Date: Mon, 3 Feb 2003 18:00:31 +0100
From: Andrea Arcangeli <andrea@suse.de>
To: Andrew Morton <akpm@digeo.com>
Cc: Mikulas Patocka <mikulas@artax.karlin.mff.cuni.cz>,
       linux-kernel@vger.kernel.org, torvalds@transmeta.com,
       Marcelo Tosatti <marcelo@conectiva.com.br>
Subject: Re: 2.4, 2.5: SMP race: __sync_single_inode vs. __mark_inode_dirty
Message-ID: <20030203170031.GV8395@dualathlon.random>
References: <Pine.LNX.4.44.0302022203560.1545-300000@artax.karlin.mff.cuni.cz> <20030202160656.52349e3a.akpm@digeo.com>
Mime-Version: 1.0
Content-Type: text/plain; charset=us-ascii
Content-Disposition: inline
In-Reply-To: <20030202160656.52349e3a.akpm@digeo.com>
User-Agent: Mutt/1.4i
Sender: linux-kernel-owner@vger.kernel.org
Content-Length: 5863
Lines: 158

On Sun, Feb 02, 2003 at 04:06:56PM -0800, Andrew Morton wrote:
> Mikulas Patocka <mikulas@artax.karlin.mff.cuni.cz> wrote:
> >
> > Hi.
> > 
> > there's a SMP race condition between __sync_single_inode (or __sync_one on
> > 2.4.20) and __mark_inode_dirty. __mark_inode_dirty doesn't take inode
> > spinlock. As we know -- unless you take a spinlock or use barrier,
> > processor can change order of instructions.
> > 
> 
> Looks good to me, although my understanding of these memory ordering issues

the 2.5 patch yes, the 2.4 one not.

> is woeful.
> 
> We do want to avoid taking inode_lock in mark_inode_dirty() - that is called
> very frequently.  I'm rather surprised that inode_lock contention has not
> been a problem thus far.

we can usually optimize away those mark_inode_dirty() calls in the
caller in a smp safe way, by checking if the inode has just the same
atime/mtime that we're going to overwrite (and by skipping the write in
such case obviously).

So I'm not sure if it worth that much to avoid the spinlock, the memory
barriers remains a viable alternative.

However my main concern is that Mikulas's 2.4 patch is buggy, the sync
path he implemented is this:

        inode->i_state &= ~I_DIRTY;
+
+       smp_rmb(); /* mark_inode_dirty doesn't take spinlock, make sure   
+               that inode is not read speculatively by this cpu
+               before &= ~I_DIRTY  -- mikulas */
+
        spin_unlock(&inode_lock);


and this mean the i_state write can be pass the smp_rmb() and in turn
this race could still happen this way:

					spin_lock()
					read inode->i_state into register
					(for the later inode->i_state &= ~I_DIRTY write)
					smp_rmb()

	make changes
	mark_inode_dirty
	smp_mb()

	i_state still dirty so return


					inode->i_state &= ~I_DIRTY;
					spin_unlock

					/* no smp_rmb anymore so it
					 * won't see the other cpu data despite
					 * the other side did smp_mb */

and the race will happen again, just in a different way than the one
described so far. So the patch is a noop.
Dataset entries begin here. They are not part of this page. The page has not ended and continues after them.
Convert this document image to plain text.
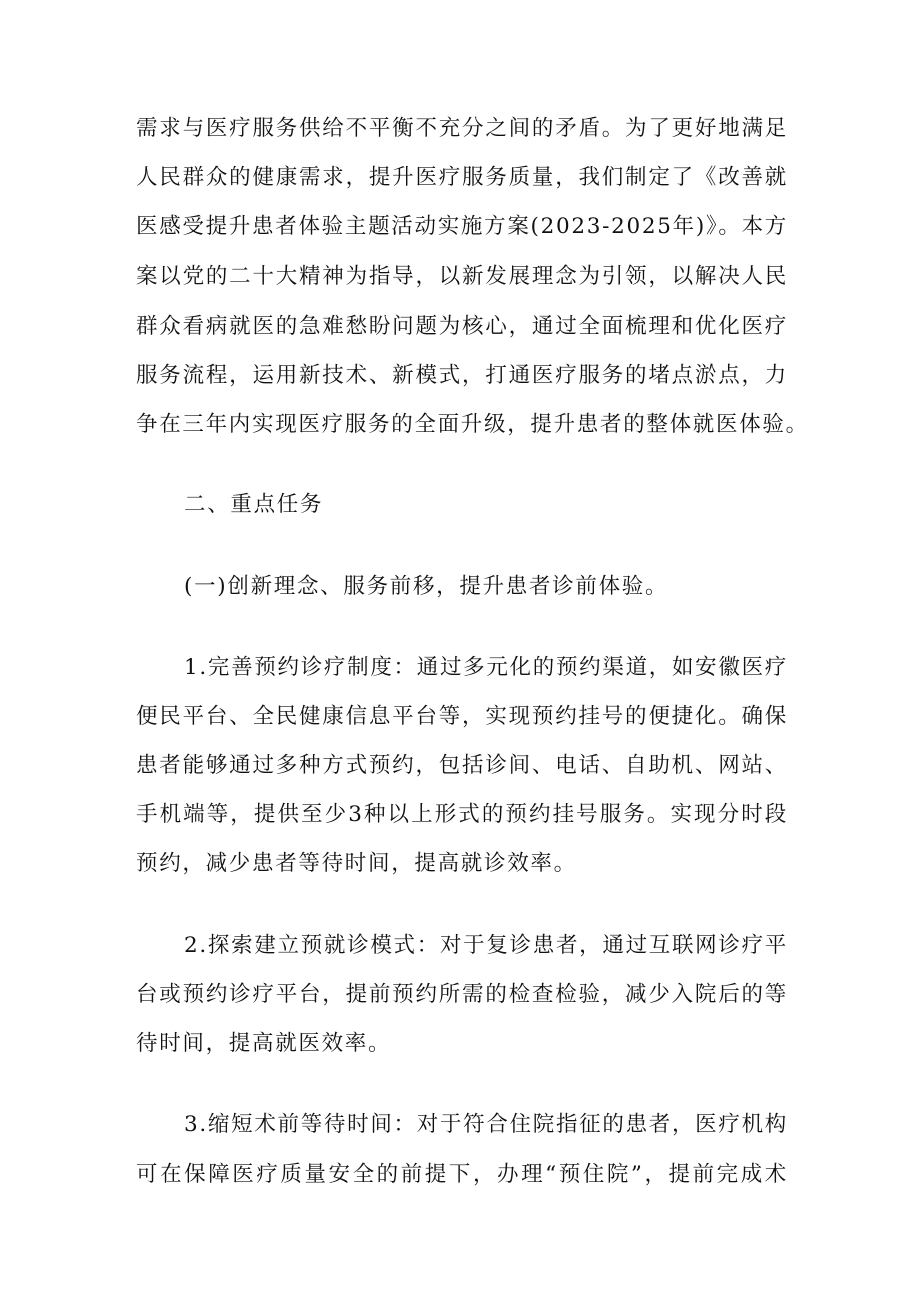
需求与医疗服务供给不平衡不充分之间的矛盾。为了更好地满足
人民群众的健康需求，提升医疗服务质量，我们制定了《改善就
医感受提升患者体验主题活动实施方案(2023-2025年)》。本方
案以党的二十大精神为指导，以新发展理念为引领，以解决人民
群众看病就医的急难愁盼问题为核心，通过全面梳理和优化医疗
服务流程，运用新技术、新模式，打通医疗服务的堵点淤点，力
争在三年内实现医疗服务的全面升级，提升患者的整体就医体验。
二、重点任务
(一)创新理念、服务前移，提升患者诊前体验。
1.完善预约诊疗制度：通过多元化的预约渠道，如安徽医疗
便民平台、全民健康信息平台等，实现预约挂号的便捷化。确保
患者能够通过多种方式预约，包括诊间、电话、自助机、网站、
手机端等，提供至少3种以上形式的预约挂号服务。实现分时段
预约，减少患者等待时间，提高就诊效率。
2.探索建立预就诊模式：对于复诊患者，通过互联网诊疗平
台或预约诊疗平台，提前预约所需的检查检验，减少入院后的等
待时间，提高就医效率。
3.缩短术前等待时间：对于符合住院指征的患者，医疗机构
可在保障医疗质量安全的前提下，办理“预住院”，提前完成术
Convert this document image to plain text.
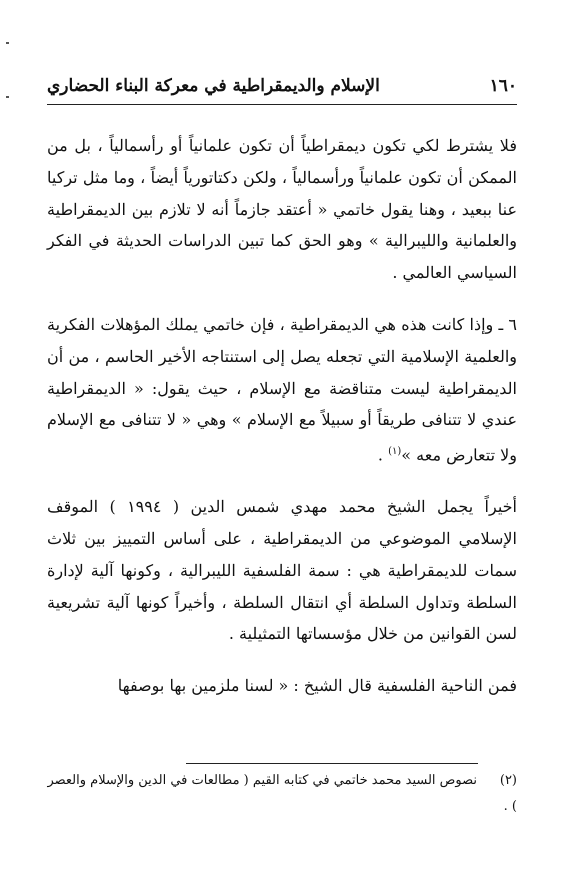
١٦٠
الإسلام والديمقراطية في معركة البناء الحضاري

فلا يشترط لكي تكون ديمقراطياً أن تكون علمانياً أو رأسمالياً ، بل من الممكن أن تكون علمانياً ورأسمالياً ، ولكن دكتاتورياً أيضاً ، وما مثل تركيا عنا ببعيد ، وهنا يقول خاتمي « أعتقد جازماً أنه لا تلازم بين الديمقراطية والعلمانية والليبرالية » وهو الحق كما تبين الدراسات الحديثة في الفكر السياسي العالمي .

٦ ـ وإذا كانت هذه هي الديمقراطية ، فإن خاتمي يملك المؤهلات الفكرية والعلمية الإسلامية التي تجعله يصل إلى استنتاجه الأخير الحاسم ، من أن الديمقراطية ليست متناقضة مع الإسلام ، حيث يقول: « الديمقراطية عندي لا تتنافى طريقاً أو سبيلاً مع الإسلام » وهي « لا تتنافى مع الإسلام ولا تتعارض معه »$^{(١)}$ .

أخيراً يجمل الشيخ محمد مهدي شمس الدين ( ١٩٩٤ ) الموقف الإسلامي الموضوعي من الديمقراطية ، على أساس التمييز بين ثلاث سمات للديمقراطية هي : سمة الفلسفية الليبرالية ، وكونها آلية لإدارة السلطة وتداول السلطة أي انتقال السلطة ، وأخيراً كونها آلية تشريعية لسن القوانين من خلال مؤسساتها التمثيلية .

فمن الناحية الفلسفية قال الشيخ : « لسنا ملزمين بها بوصفها

(٢)نصوص السيد محمد خاتمي في كتابه القيم ( مطالعات في الدين والإسلام والعصر ) .
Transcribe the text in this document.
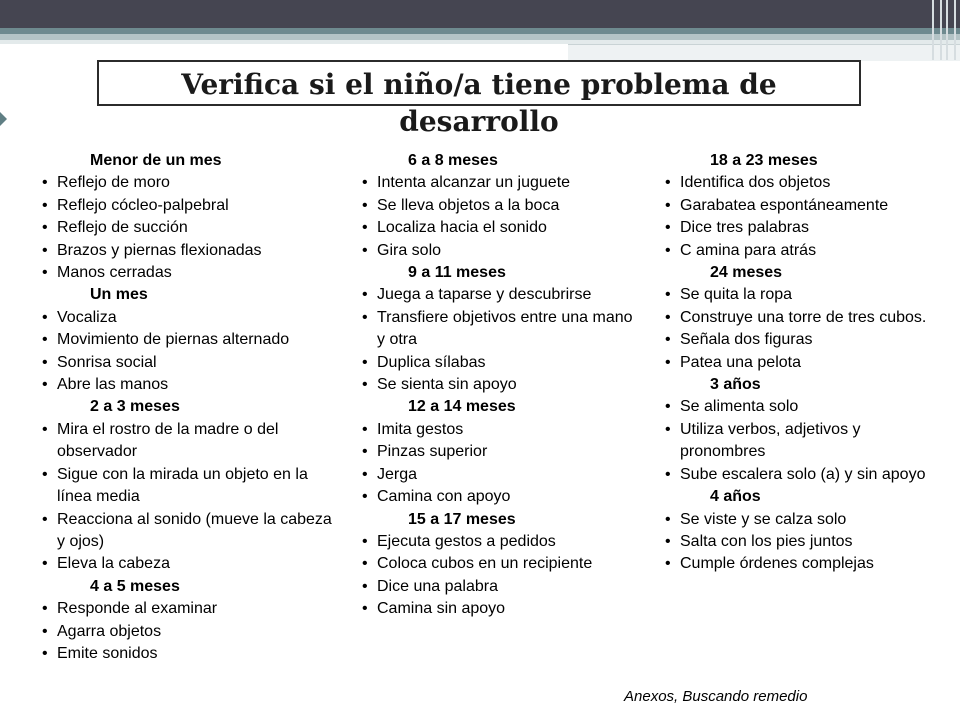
Verifica si el niño/a tiene problema de desarrollo
Menor de un mes
• Reflejo de moro
• Reflejo cócleo-palpebral
• Reflejo de succión
• Brazos y piernas flexionadas
• Manos cerradas
Un mes
• Vocaliza
• Movimiento de piernas alternado
• Sonrisa social
• Abre las manos
2 a 3 meses
• Mira el rostro de la madre o del observador
• Sigue con la mirada un objeto en la línea media
• Reacciona al sonido (mueve la cabeza y ojos)
• Eleva la cabeza
4 a 5 meses
• Responde al examinar
• Agarra objetos
• Emite sonidos
6 a 8 meses
• Intenta alcanzar un juguete
• Se lleva objetos a la boca
• Localiza hacia el sonido
• Gira solo
9 a 11 meses
• Juega a taparse y descubrirse
• Transfiere objetivos entre una mano y otra
• Duplica sílabas
• Se sienta sin apoyo
12 a 14 meses
• Imita gestos
• Pinzas superior
• Jerga
• Camina con apoyo
15 a 17 meses
• Ejecuta gestos a pedidos
• Coloca cubos en un recipiente
• Dice una palabra
• Camina sin apoyo
18 a 23 meses
• Identifica dos objetos
• Garabatea espontáneamente
• Dice tres palabras
• C amina para atrás
24 meses
• Se quita la ropa
• Construye una torre de tres cubos.
• Señala dos figuras
• Patea una pelota
3 años
• Se alimenta solo
• Utiliza verbos, adjetivos y pronombres
• Sube escalera solo (a) y sin apoyo
4 años
• Se viste y se calza solo
• Salta con los pies juntos
• Cumple órdenes complejas
Anexos, Buscando remedio
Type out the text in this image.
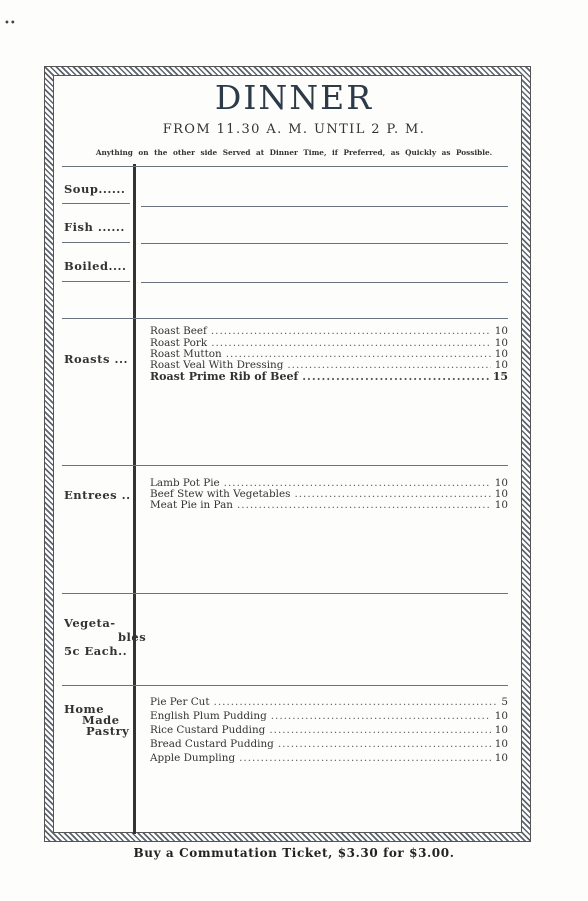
••
DINNER
FROM 11.30 A. M. UNTIL 2 P. M.
Anything on the other side Served at Dinner Time, if Preferred, as Quickly as Possible.
Soup......
Fish ......
Boiled....
Roasts ...
Roast Beef .....	10
Roast Pork .....	10
Roast Mutton .....	10
Roast Veal With Dressing .....	10
Roast Prime Rib of Beef .....	15
Entrees ..
Lamb Pot Pie .....	10
Beef Stew with Vegetables .....	10
Meat Pie in Pan .....	10
Vegeta-
bles
5c Each..
Home
Made
Pastry
Pie Per Cut .....	5
English Plum Pudding .....	10
Rice Custard Pudding .....	10
Bread Custard Pudding .....	10
Apple Dumpling .....	10
Buy a Commutation Ticket, $3.30 for $3.00.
The patch would been correct if he put the smp_rmb() _after_ the
spin_unlock of the sync path (not before), because that way he would
rely on the inode->i_state &= ~I_DIRTY not passing the smp_rmb() because
of the implicit one-way memory barrier of the spinlock that avoids the
critical section to pass the spin_unlock.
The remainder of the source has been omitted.